Hoje
vou escrever sobre as mulheres, que é sempre para elas que escrevo. Não o sabem
talvez, mas prefiro-as às crianças loiras e etéreas das papas cérelac. E também
a todo e qualquer outro ser. Porque sim. Enterneço nos pneus de gordura a
debruçar da roupa, as rugas em puzzle miúdo pelo rosto. Conheço-as de mãos
lotadas, pejadas no esforço da vida, estouradas de luta. São as mesmas mãos que
passeiam um lazer de carrinhos de compras. Então, plantam-se indecisas entre as
alfaces ou avançam braços decididos para as embalagens de carne, depois de
longo olhar a deitar contas a bocas e carteira. Soberanas, matriculam cada
artigo e inventariam prioridades.
A
igualdade de sexos em responsabilidade e trabalho. Banalidade mais afrontosa! O
mundo depara-se-nos sem projecto, está. Afirma-se em determinismo saliente que mofa de sermos aspirantes de liberdade. Vem esta conversa porque impressionei em azáfama pós laboral onde sou
entre iguais, ou seja, me vi de súbito plantada em partilha de interesses,
olhares, questões, com vários grupos de mulheres. Num deles havia uma ruiva
que, sem palavras ou quaisquer sinais de vivacidade, desde o início se afundava
na cadeira a esconder pernas fatalistas. Era um cansaço feito de movimentos
lentos, envelhecido, a que não conseguia subtrair-me, os olhos, estou enredado
desde as pestanas, não sei soltar-me. Se
a espreitava, a red era toda lassidão,
olhos vagos, um desalento de dar dó. No intervalo, a maioria das mulheres saía,
conversava, fumava. A red sentada,
numa opacidade tortuosa.
A
princípio observava-a a medo, temia que sentisse a devassa, imaginava a pele
branca a eriçar estranhezas incómodas, pelos de seda em sentido, não aguento
estes olhos, quem me dera o oblongo de não ser notado. Mas rapidamente percebi
que não a afectava. A garota vivia na sua bolha, em consumição. E quanto mais a
olhava maior a certeza de conhecer aquele rosto. Mas de onde, perguntava-me.
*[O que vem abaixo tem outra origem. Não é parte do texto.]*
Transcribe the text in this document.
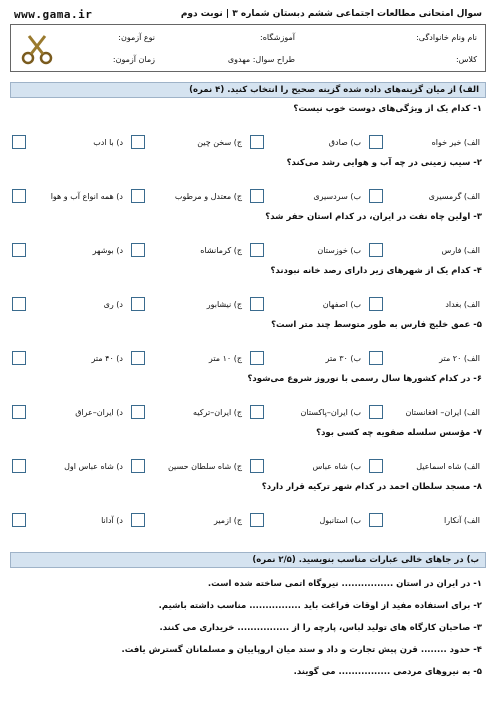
www.gama.ir	سوال امتحانی مطالعات اجتماعی ششم دبستان شماره ۳ | نوبت دوم
نام ونام خانوادگی:
آموزشگاه:
نوع آزمون:
کلاس:
طراح سوال: مهدوی
زمان آزمون:
الف) از میان گزینه‌های داده شده گزینه صحیح را انتخاب کنید. (۴ نمره)
۱- کدام یک از ویژگی‌های دوست خوب نیست؟
الف) خیر خواه
ب) صادق
ج) سخن چین
د) با ادب
۲- سیب زمینی در چه آب و هوایی رشد می‌کند؟
الف) گرمسیری
ب) سردسیری
ج) معتدل و مرطوب
د) همه انواع آب و هوا
۳- اولین چاه نفت در ایران، در کدام استان حفر شد؟
الف) فارس
ب) خوزستان
ج) کرمانشاه
د) بوشهر
۴- کدام یک از شهرهای زیر دارای رصد خانه نبودند؟
الف) بغداد
ب) اصفهان
ج) نیشابور
د) ری
۵- عمق خلیج فارس به طور متوسط چند متر است؟
الف) ۲۰ متر
ب) ۳۰ متر
ج) ۱۰ متر
د) ۴۰ متر
۶- در کدام کشورها سال رسمی با نوروز شروع می‌شود؟
الف) ایران– افغانستان
ب) ایران–پاکستان
ج) ایران–ترکیه
د) ایران–عراق
۷- مؤسس سلسله صفویه چه کسی بود؟
الف) شاه اسماعیل
ب) شاه عباس
ج) شاه سلطان حسین
د) شاه عباس اول
۸- مسجد سلطان احمد در کدام شهر ترکیه قرار دارد؟
الف) آنکارا
ب) استانبول
ج) ازمیر
د) آدانا
ب) در جاهای خالی عبارات مناسب بنویسید. (۲/۵ نمره)
۱- در ایران در استان ................ نیروگاه اتمی ساخته شده است.
۲- برای استفاده مفید از اوقات فراغت باید ................ مناسب داشته باشیم.
۳- صاحبان کارگاه های تولید لباس، پارچه را از ................ خریداری می کنند.
۴- حدود ........ قرن پیش تجارت و داد و ستد میان اروپاییان و مسلمانان گسترش یافت.
۵- به نیروهای مردمی ................ می گویند.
Estudava-lhe a pele branca, a cenoura dos anéis tombando num arrependimento baço
junto ao rosto, os olhos cristalizados em admiração triste, a boca pequena desaparecendo,
lábios virados para dentro. A ruivinha tinha uma linha de rosto pura e, não
fora o desalento que a ocupava sem folgas, diríamos ser anjo de Botticelli.
Certa
noite, houve um aniversário com bolo e a red
hair, engaiolada no seu cansaço triste. Quando só restava ela na sala, levantou-se
e seguiu-nos. Estávamos em volta da mesa, alegres do momento, palradoras e
entusiastas. Esboçou um passo arrependido para o grupo e foi sentar-se numa
cadeira encostada à parede, mãos juntas no regaço, o corpo a gritar mudamente,
tirem-me daqui. Porém, ao som do “Parabéns a você”, como que acordado por um
botão, veio vindo depauperado, mãos nos bolsos do casaco largo. Juntou-se-nos
sem um som, a boca a encolher até ao risco fino. Enquanto as outras partiam
bolo, o comiam e gracejavam, ela deu as costas e voltou para a sala a reservar-se de
tocar em alguma coisa. Por essa altura, eu já concluíra que conhecia um
familiar próximo, uma irmã, a mãe...
Ontem, estava eu distraidamente a dar passagem numa rotunda, passa a red arrelampada, a dar-lhe duas voltas completas. Os olhos
dela a cruzar-me num azul cinza dormente, de felicidade nenhuma. E, de repente,
a memória devolveu-ma. A menina mais linda do super, uma ruivinha alegre, a
contar pormenores de vestidos de noiva e alianças enquanto as mãos esguias
afinavam a máquina do fiambre. Vi-a assim tal qual, no seu esplendor sem relva,
mãos vivazes, voz doce, a rebeldia de alguns caracóis a espreitar no estreito
da touca.
Que
lhe terão feito a vida e os homens?! Tinha boquinha de coração e cabelo eléctrico. Que é da garridice gestual e das mãos certeiras que só a felicidade confere? Em algum lugar esta mulher perdeu a correnteza da vida. Fiquei a vê-la afastar-se, incógnita de mim e talvez de quase tudo, e pensei nas mudanças físicas que casamento e união de facto provocam nos dois sexos. Se abstrairmos de rotundices adiposas e outros problemas
menores que o estado acarreta em alguma gente, a mudança inscreve-se
com muito mais força no rosto - sobretudo nos olhos - e linguagem corporal das
mulheres. Os homens, quase todos, passam incólumes no teste, por vezes até
resplandecem (também existem mulheres resplandecentes, mas são muito menos).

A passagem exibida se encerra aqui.